Posted by Jordi at Fri Nov 5 01:49:58 2004

Jordi:  Get a Netgear WG511.  They use the Prism54 Duette chipset.  But make sure you get the v2, which is "made in Taiwan".  The v3 "Made in China" doesn't work, it has the same problem as your other Prism54 card, the mgt queue thing.  The reason is that these new cards are dumber, do more stuff in the driver, and don't use the older OID hardware interface.  I guess they are working on that though.

Posted by Dan Williams at Fri Nov 5 06:04:44 2004

Oh, if you're looking for PCI, go Netgear MA311.  Orinoco/Prism 2.5-based card, works fine with in-kernel drivers.  Its a bit out of date though.

Posted by Dan Williams at Fri Nov 5 06:06:23 2004

I have a SMC prism54 pcmcia that don't work on my laptop (i get the same error as you), but worked instantly on other computers with the same distro (ubuntu/debian). I'm starting to think that is a bug on the pcmcia drivers for some hardware.

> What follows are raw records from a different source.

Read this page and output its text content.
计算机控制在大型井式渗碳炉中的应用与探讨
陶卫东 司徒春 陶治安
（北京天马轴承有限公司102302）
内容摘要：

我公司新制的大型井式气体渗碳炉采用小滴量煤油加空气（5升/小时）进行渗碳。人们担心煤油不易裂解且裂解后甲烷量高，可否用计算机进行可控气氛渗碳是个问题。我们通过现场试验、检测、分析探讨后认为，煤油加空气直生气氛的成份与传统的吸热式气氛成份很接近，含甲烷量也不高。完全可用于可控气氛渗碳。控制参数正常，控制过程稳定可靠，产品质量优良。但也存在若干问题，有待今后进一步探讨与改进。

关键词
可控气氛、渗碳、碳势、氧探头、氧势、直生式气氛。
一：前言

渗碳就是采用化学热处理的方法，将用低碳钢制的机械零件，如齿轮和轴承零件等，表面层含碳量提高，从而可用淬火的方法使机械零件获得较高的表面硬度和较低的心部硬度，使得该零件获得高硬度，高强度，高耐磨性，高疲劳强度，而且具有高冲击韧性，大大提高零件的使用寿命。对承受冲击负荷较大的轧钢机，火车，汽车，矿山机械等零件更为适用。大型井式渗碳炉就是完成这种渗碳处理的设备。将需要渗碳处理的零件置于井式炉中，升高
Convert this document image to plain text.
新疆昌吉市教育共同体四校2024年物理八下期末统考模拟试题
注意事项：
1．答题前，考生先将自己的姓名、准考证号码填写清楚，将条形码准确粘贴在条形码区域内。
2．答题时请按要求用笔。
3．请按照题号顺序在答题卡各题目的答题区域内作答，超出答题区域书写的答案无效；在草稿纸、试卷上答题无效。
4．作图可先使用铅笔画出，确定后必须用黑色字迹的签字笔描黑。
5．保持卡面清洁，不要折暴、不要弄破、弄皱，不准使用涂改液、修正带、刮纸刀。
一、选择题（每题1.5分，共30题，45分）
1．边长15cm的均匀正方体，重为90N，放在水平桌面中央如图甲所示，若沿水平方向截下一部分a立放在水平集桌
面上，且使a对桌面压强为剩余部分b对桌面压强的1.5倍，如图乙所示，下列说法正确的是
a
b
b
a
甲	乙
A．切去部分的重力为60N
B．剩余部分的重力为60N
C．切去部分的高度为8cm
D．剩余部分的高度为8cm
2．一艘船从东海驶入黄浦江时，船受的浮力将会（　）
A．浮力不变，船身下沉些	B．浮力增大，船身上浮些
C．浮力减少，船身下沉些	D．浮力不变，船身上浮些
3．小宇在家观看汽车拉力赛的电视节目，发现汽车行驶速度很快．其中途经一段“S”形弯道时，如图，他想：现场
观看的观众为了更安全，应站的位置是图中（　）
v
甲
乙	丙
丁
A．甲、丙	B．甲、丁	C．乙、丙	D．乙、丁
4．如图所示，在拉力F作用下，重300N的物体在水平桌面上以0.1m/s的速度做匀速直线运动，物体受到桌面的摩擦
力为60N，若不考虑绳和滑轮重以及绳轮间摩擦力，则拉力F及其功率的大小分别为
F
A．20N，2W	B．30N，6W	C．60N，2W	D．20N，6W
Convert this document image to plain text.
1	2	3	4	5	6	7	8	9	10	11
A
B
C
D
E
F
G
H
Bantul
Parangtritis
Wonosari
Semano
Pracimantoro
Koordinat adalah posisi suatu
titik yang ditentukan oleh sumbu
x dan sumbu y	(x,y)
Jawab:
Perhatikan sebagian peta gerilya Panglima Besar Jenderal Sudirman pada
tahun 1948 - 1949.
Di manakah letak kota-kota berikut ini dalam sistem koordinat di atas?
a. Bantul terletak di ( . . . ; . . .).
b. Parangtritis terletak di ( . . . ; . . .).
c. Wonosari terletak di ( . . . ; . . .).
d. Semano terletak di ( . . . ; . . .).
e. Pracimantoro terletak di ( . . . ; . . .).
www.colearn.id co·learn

Anyway, I changed the card with an Atheros (using the package linux-restricted-modules in Ubuntu) and I'm happy with it.

Posted by Alberto at Mon Nov 8 23:42:16 2004

I'm stuck in the exact same situation, exact same error. Sigh. ndiswrapper does indeed work fine, though it is of course evil. Still, I'd had enough of the Great Future Shop Wireless Card  Merry-Go-Round, so I gave up and am using it.

Posted by AdamW at Wed Nov 10 00:49:34 2004

I think your card a rev. 2 SMC2802W, which is reputed not to work with the prism54 driver.  Sorry to be the bearer of bad news.

ndiswrapper should still work, from what I gathered.